El pueblo era pequeño en comparación a otras urbes que suele imaginar el ciudadano argentino promedio. Vivían ahí alrededor de ocho mil habitantes. Los vecinos comentaban todo lo que sabían sobre la vida y obra de los demás. Decían, por ejemplo, “Juan, el bicicletero, dejó a su mujer por la María de la farmacia” y agregaban “pero ella hace mucho venía dejándose estar, de alguna manera se abandonó”. Los juicios eran variados y dependía mucho de la boca que salieran, pero en general, no había alma que se salvara de las habladurías de la gente aburrida y acostumbrada a la tranquilidad de la llanura.

Todos ahí conocían la historia de la loca Juana. Así la llamaban desde que el pueblo era pueblo y la había amparado. Según lo que comentaban su nombre verdadero no era ese, sino Josefa. Los interludios de por qué la llamaban con otro nombre o por qué se lo había cambiado despertaron diferentes versiones a lo largo de las décadas en el pequeño municipio. Pero eso no era lo más impactante de todo, sino lo que había pasado durante su trágica historia de vida pueblerina…

Algunos narraron con total seguridad que había enloquecido ya que tenía un pequeño niño (o niña) quien había muerto en un terrible accidente. El dolor y la desesperación de perderlo hicieron que ella deambulara por las calles, día y noche, sin poder encontrar resguardo o paz en ningún sitio que no fuera su pequeño hijo. Decían aquellos que la vieron penar que había perdido su capacidad de habla y que ya solo se comunicaba mediante sonidos que pocos llegaban a entender. Su aspecto físico se deterioró tanto que yo no le importaba su ropa, higiene o salud. La pesadumbre había llenado tanto sus días que nunca se recuperó ni volvió a ser la joven bella Josefa que el pueblo había admirado alguna vez.

Otros residentes de la localidad afirmaron que la historia tenía un orden cronológico que no estaban respetando. Según ellos, Juana tenía un largo viaje pendiente a la ciudad de Buenos Aires por lo que dejó a su pequeño al cuidado de su mamá, en una chacra cercana al poblado.
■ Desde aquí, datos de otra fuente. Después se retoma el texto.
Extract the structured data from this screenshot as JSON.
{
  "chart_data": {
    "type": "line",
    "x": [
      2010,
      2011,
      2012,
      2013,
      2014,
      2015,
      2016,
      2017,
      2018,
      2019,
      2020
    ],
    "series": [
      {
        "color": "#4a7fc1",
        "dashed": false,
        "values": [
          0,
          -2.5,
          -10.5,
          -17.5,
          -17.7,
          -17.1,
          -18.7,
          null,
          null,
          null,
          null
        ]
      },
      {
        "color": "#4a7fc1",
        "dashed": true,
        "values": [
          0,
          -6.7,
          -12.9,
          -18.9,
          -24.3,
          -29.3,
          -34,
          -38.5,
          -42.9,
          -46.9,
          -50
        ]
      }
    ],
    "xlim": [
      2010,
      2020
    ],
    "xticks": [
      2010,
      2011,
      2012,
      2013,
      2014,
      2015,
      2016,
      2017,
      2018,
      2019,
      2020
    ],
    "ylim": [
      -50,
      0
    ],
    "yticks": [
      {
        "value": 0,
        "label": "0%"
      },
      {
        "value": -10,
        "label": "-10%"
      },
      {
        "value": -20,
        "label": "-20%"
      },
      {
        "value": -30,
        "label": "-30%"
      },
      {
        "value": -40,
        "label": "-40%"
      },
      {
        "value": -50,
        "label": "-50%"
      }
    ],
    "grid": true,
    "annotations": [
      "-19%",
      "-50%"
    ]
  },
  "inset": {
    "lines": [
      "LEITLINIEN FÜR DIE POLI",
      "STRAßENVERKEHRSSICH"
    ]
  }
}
Dicen que cuando volvió de esta necesaria travesía de trabajo su madre le confesó a duras penas que el niño había fallecido a causa de un accidente y que ya no formaba parte de esta dimensión. “Ahora estará con dios y lo protege la luz que no tiene fin”, habría agregado. Devastada con la noticia, Juana no pudo con tal sentimiento de aflicción y corrió con todas sus fuerzas. Tal fue su infortunio que al cruzar alterada una calle, un vehículo la llevó por delante lastimando una de sus piernas. Esto desencadenaría un traumatismo permanente que hizo que cojeara de ahí en adelante.

Terceros aseguraban que su marido no pudo acompañarla en este duelo terrible y espeluznante que vivió sola, debido a que su pareja también la golpeaba y sometía a todo tipos de violencias. La suma de desgracias no terminaron ahí: su casa había ardido por motivos naturales decían unos, otros que su marido había iniciado el fuego que acabó con lo que quedaba del humilde lugar al que llamaban hogar. La intemperie cubrió así sus desgarradores días.
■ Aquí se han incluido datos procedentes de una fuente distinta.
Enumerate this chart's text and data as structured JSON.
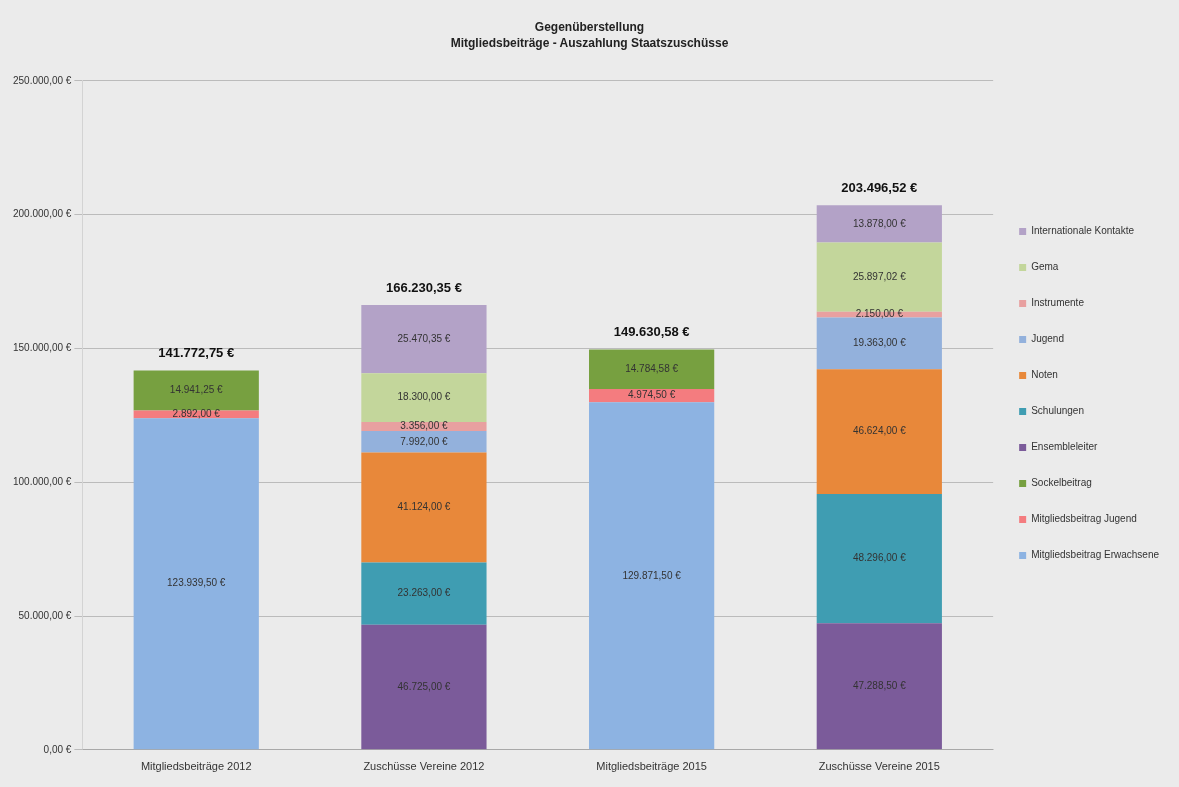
{
  "chart_data": {
    "type": "bar",
    "title": "Gegenüberstellung",
    "subtitle": "Mitgliedsbeiträge - Auszahlung Staatszuschüsse",
    "categories": [
      "Mitgliedsbeiträge 2012",
      "Zuschüsse Vereine 2012",
      "Mitgliedsbeiträge 2015",
      "Zuschüsse Vereine 2015"
    ],
    "stacked": true,
    "series": [
      {
        "name": "Mitgliedsbeitrag Erwachsene",
        "color": "#8db3e2",
        "values": [
          123939.5,
          null,
          129871.5,
          null
        ],
        "value_labels": [
          "123.939,50 €",
          null,
          "129.871,50 €",
          null
        ]
      },
      {
        "name": "Mitgliedsbeitrag Jugend",
        "color": "#f47c7f",
        "values": [
          2892,
          null,
          4974.5,
          null
        ],
        "value_labels": [
          "2.892,00 €",
          null,
          "4.974,50 €",
          null
        ]
      },
      {
        "name": "Sockelbeitrag",
        "color": "#77a040",
        "values": [
          14941.25,
          null,
          14784.58,
          null
        ],
        "value_labels": [
          "14.941,25 €",
          null,
          "14.784,58 €",
          null
        ]
      },
      {
        "name": "Ensembleleiter",
        "color": "#7b5b9a",
        "values": [
          null,
          46725,
          null,
          47288.5
        ],
        "value_labels": [
          null,
          "46.725,00 €",
          null,
          "47.288,50 €"
        ]
      },
      {
        "name": "Schulungen",
        "color": "#3f9db2",
        "values": [
          null,
          23263,
          null,
          48296
        ],
        "value_labels": [
          null,
          "23.263,00 €",
          null,
          "48.296,00 €"
        ]
      },
      {
        "name": "Noten",
        "color": "#e8883a",
        "values": [
          null,
          41124,
          null,
          46624
        ],
        "value_labels": [
          null,
          "41.124,00 €",
          null,
          "46.624,00 €"
        ]
      },
      {
        "name": "Jugend",
        "color": "#93b1dc",
        "values": [
          null,
          7992,
          null,
          19363
        ],
        "value_labels": [
          null,
          "7.992,00 €",
          null,
          "19.363,00 €"
        ]
      },
      {
        "name": "Instrumente",
        "color": "#e8a0a0",
        "values": [
          null,
          3356,
          null,
          2150
        ],
        "value_labels": [
          null,
          "3.356,00 €",
          null,
          "2.150,00 €"
        ]
      },
      {
        "name": "Gema",
        "color": "#c3d69b",
        "values": [
          null,
          18300,
          null,
          25897.02
        ],
        "value_labels": [
          null,
          "18.300,00 €",
          null,
          "25.897,02 €"
        ]
      },
      {
        "name": "Internationale Kontakte",
        "color": "#b3a2c7",
        "values": [
          null,
          25470.35,
          null,
          13878
        ],
        "value_labels": [
          null,
          "25.470,35 €",
          null,
          "13.878,00 €"
        ]
      }
    ],
    "totals": [
      "141.772,75 €",
      "166.230,35 €",
      "149.630,58 €",
      "203.496,52 €"
    ],
    "ylim": [
      0,
      250000
    ],
    "yticks": [
      {
        "value": 0,
        "label": "0,00 €"
      },
      {
        "value": 50000,
        "label": "50.000,00 €"
      },
      {
        "value": 100000,
        "label": "100.000,00 €"
      },
      {
        "value": 150000,
        "label": "150.000,00 €"
      },
      {
        "value": 200000,
        "label": "200.000,00 €"
      },
      {
        "value": 250000,
        "label": "250.000,00 €"
      }
    ],
    "grid": "y",
    "legend": "right"
  }
}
Verla recorrer las calles del pueblo era avizorar su viva historia y su castigo cargado en sus hombros que según las malas lenguas fue perder a quien más amaba. La historia de alguien puede verse reflejada a cada paso en la mirada y sus ojos nunca mintieron: el abatimiento destruyó cada destello de vida que en ella quedaban. El pueblo no se mantuvo indiferente. Fue solidario y hubo siempre quienes intentaron acompañarla desde el cariño, la solidaridad y el parentesco que aún la unían a una familia y sus conocidos. Lamentablemente y con el pasar de los años, Josefa enfermó gravemente y murió. Ese fue el fin de un dolor que se enraizó e hizo carne en su cuerpo durante tanto tiempo. De alguna manera el deceso logró algún tipo de justicia, si es que las hay en este mundo intrincado: la paz, la unión de almas que se separaron injustamente y el descanso merecido tras largas batallas peleadas. De alguna manera ella todavía vive en el inconsciente colectivo de una localidad que no la olvida, ni a ella ni a sus penas íntimas y empatiza con cada ápice de dolor que conoció de su vida. La loca Juana, la bella Josefa, sus amores y pérdidas, su duelo y el paso por ese mundo terrenal en esta pequeña localidad argentina está aún en la mente de todos aquellos que viven allí, tranquilamente en la planicie.